Author’s Reflection

Every once in a while, on days like today when I either can’t think of something to write, or I know what I want to write but it’s not coming out easily or the way I want to see it happen, I take some time to look back over things I’ve already written.

I’m usually looking for inspiration when I do this. I often find it this way, which is why I’ve revisited certain stories and characters multiple times. There’s currently no pattern to when you see the Guardians of Lora (see KelalDin, and others) for this reason. The same is true for the story of Rollen (as begun in The Laws), which I never really intended to make into an ongoing story but which became one nonetheless, and for the multiple slices we’ve seen of Evran’s life (Everything Has a CostTo Bring Silence).

Sometimes if I can decide the setting for one of my fantasy stories, I come up with a story that could take place there which I haven’t told yet. This is how Rollen’s story began. It’s the first tale I ever thought of telling on Draevum, which had previously existed only as a concept. Other stories have helped me flesh that world out beyond what Rollen might encounter — Yusun and the Hunters, for example, as well as The Diamond Library I and The Inspector.

A lot of my stories come out as a result of the setting. Almost everything on Draevum — and other layers of Ecco, for that matter — began first with the setting, with the characters taking a secondary place in my mind. Looking back, and reading some of these stories, this is very obvious. Those stories began with “Where is the story?,” then moved on to “What happens there?,” with the actors in the tales being my last consideration.

It’s interesting to put that into words. It’s a thought that lends itself to introspection about my writing process. I don’t often begin thinking about the characters — I often conceive first of settings, and then move onto what situations might take place there, from which point I conceive of characters that might be in those situations. The next most often process for me is situation followed by setting followed by characters — you can see this in Shadows, Part 1 and the rest of the series — and then situation followed by characters followed by setting.

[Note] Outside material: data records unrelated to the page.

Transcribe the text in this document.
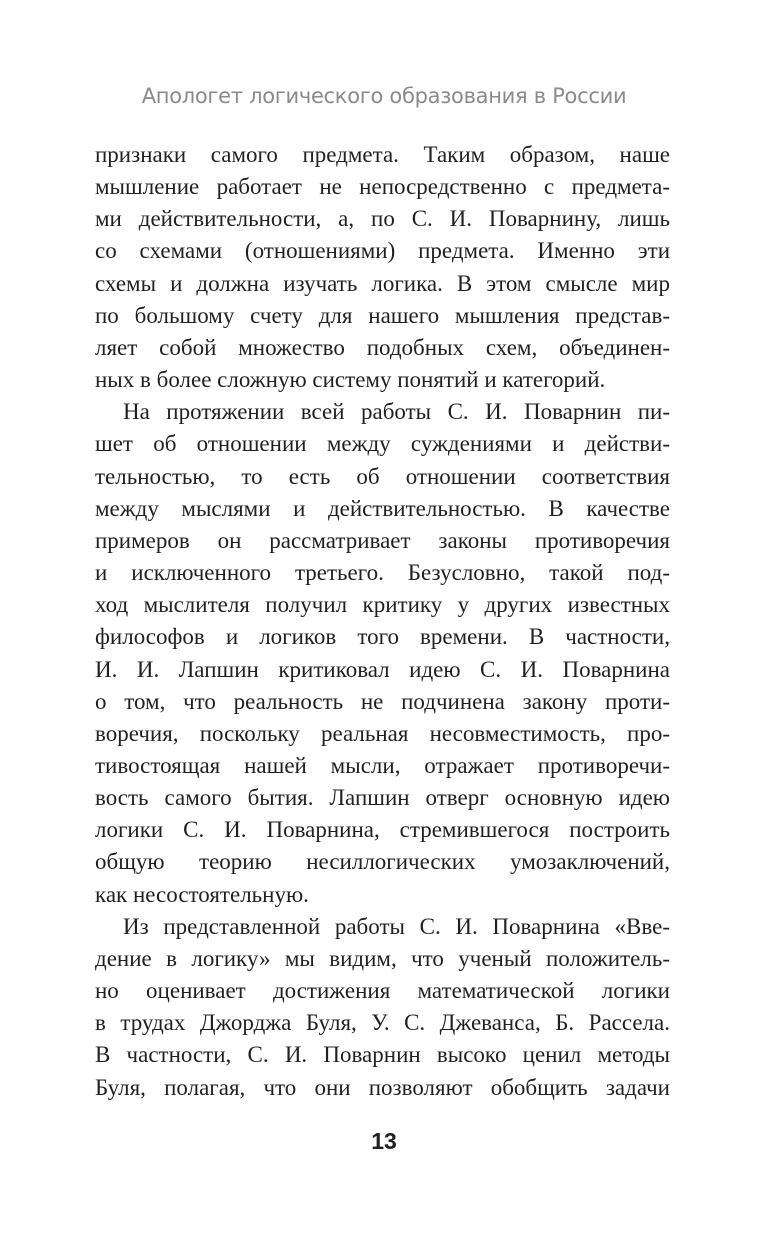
Апологет логического образования в России
признаки самого предмета. Таким образом, наше
мышление работает не непосредственно с предмета-
ми действительности, а, по С. И. Поварнину, лишь
со схемами (отношениями) предмета. Именно эти
схемы и должна изучать логика. В этом смысле мир
по большому счету для нашего мышления представ-
ляет собой множество подобных схем, объединен-
ных в более сложную систему понятий и категорий.
На протяжении всей работы С. И. Поварнин пи-
шет об отношении между суждениями и действи-
тельностью, то есть об отношении соответствия
между мыслями и действительностью. В качестве
примеров он рассматривает законы противоречия
и исключенного третьего. Безусловно, такой под-
ход мыслителя получил критику у других известных
философов и логиков того времени. В частности,
И. И. Лапшин критиковал идею С. И. Поварнина
о том, что реальность не подчинена закону проти-
воречия, поскольку реальная несовместимость, про-
тивостоящая нашей мысли, отражает противоречи-
вость самого бытия. Лапшин отверг основную идею
логики С. И. Поварнина, стремившегося построить
общую теорию несиллогических умозаключений,
как несостоятельную.
Из представленной работы С. И. Поварнина «Вве-
дение в логику» мы видим, что ученый положитель-
но оценивает достижения математической логики
в трудах Джорджа Буля, У. С. Джеванса, Б. Рассела.
В частности, С. И. Поварнин высоко ценил методы
Буля, полагая, что они позволяют обобщить задачи
13
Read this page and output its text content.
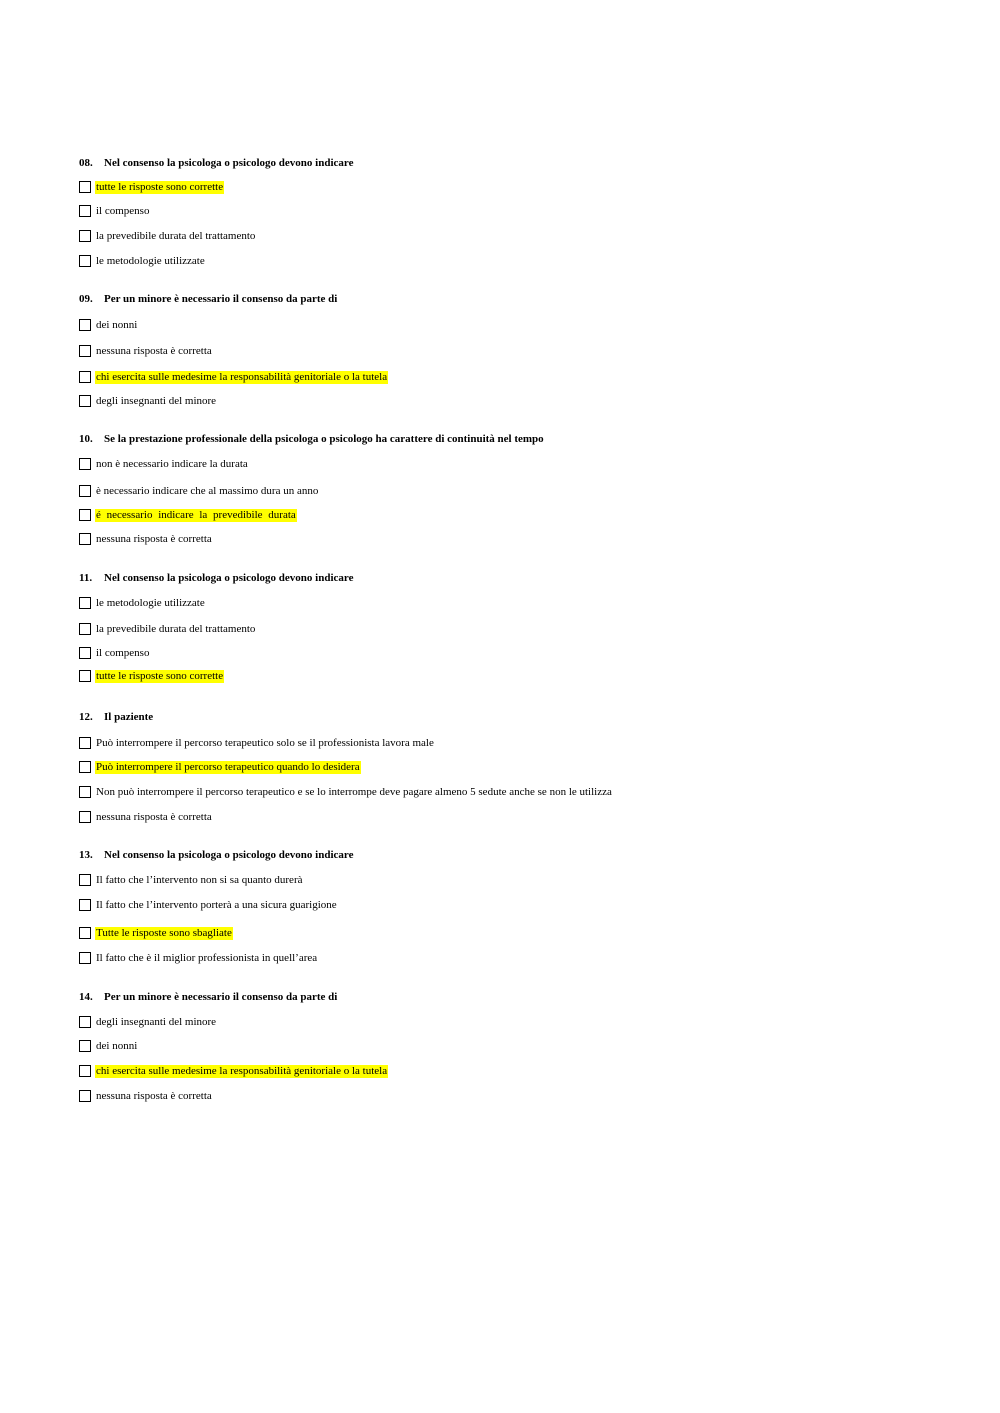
08. Nel consenso la psicologa o psicologo devono indicare
tutte le risposte sono corrette
il compenso
la prevedibile durata del trattamento
le metodologie utilizzate
09. Per un minore è necessario il consenso da parte di
dei nonni
nessuna risposta è corretta
chi esercita sulle medesime la responsabilità genitoriale o la tutela
degli insegnanti del minore
10. Se la prestazione professionale della psicologa o psicologo ha carattere di continuità nel tempo
non è necessario indicare la durata
è necessario indicare che al massimo dura un anno
é necessario indicare la prevedibile durata
nessuna risposta è corretta
11. Nel consenso la psicologa o psicologo devono indicare
le metodologie utilizzate
la prevedibile durata del trattamento
il compenso
tutte le risposte sono corrette
12. Il paziente
Può interrompere il percorso terapeutico solo se il professionista lavora male
Può interrompere il percorso terapeutico quando lo desidera
Non può interrompere il percorso terapeutico e se lo interrompe deve pagare almeno 5 sedute anche se non le utilizza
nessuna risposta è corretta
13. Nel consenso la psicologa o psicologo devono indicare
Il fatto che l’intervento non si sa quanto durerà
Il fatto che l’intervento porterà a una sicura guarigione
Tutte le risposte sono sbagliate
Il fatto che è il miglior professionista in quell’area
14. Per un minore è necessario il consenso da parte di
degli insegnanti del minore
dei nonni
chi esercita sulle medesime la responsabilità genitoriale o la tutela
nessuna risposta è corretta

Am I doing this the wrong way? That’s what I wonder, sometimes, when I’m looking back through what I’ve written. I don’t think it’s the “wrong way,” necessarily, but it doesn’t feel like the right way. For whatever reason my imagination is often more concerned with setting and worldbuilding and situations than it is with characters, but I think that, for many reasons, the opposite tends to be true for readers. They want interesting characters.

I suppose I’m faulting myself too much. Every story about Evran came about because I conceived of the concept of the character, and I knew I wanted to write stories about him. I often wonder if I’ll ever write a full novel about him, and if I do, whether I’ll transplant him from Avyra to another world. I’m not sure why I placed him on Avyra in the first place, other than that I like the setting and I wanted to write something that occurred there. But the setting — or at least, the parts of it that set it apart — has little to no bearing on Evran’s story, so it feels like a mistake.

The stories about the group that will form on Callaie began with character concepts, as well. I’ve actually written the rough draft of a novel about them, though for various reasons I know I’m going to rewrite it before I make an attempt to get it published. It’s interesting to me, because there, I started with the characters — Leoth, Arriette, Cyrène, Baruch, Yenevau, and Narrim — and put them together, where collectively, they helped me forma story. The world came up around them purely as a place to fit them all.

I think I’ve lost track of the reason I began to write this, which was to say the following:

I’m a bit embarrassed when I read back through some of the things I have posted here, because some of them aren’t as good as I remember. Some of them are worse than I remember, when I’ve already got a memory of them being less-than-good. A lot of them have typos and other errors I didn’t catch before posting them. I guess this is balanced by the fact that sometimes I read one and I’m surprised to find that it actually feels good, but it doesn’t feel that way when I’m reading one of the stories I’m not as proud of.

Thanks for sticking with me regardless of whether the stories are actually good or not. I know there aren’t many of you, but I appreciate all of my readers.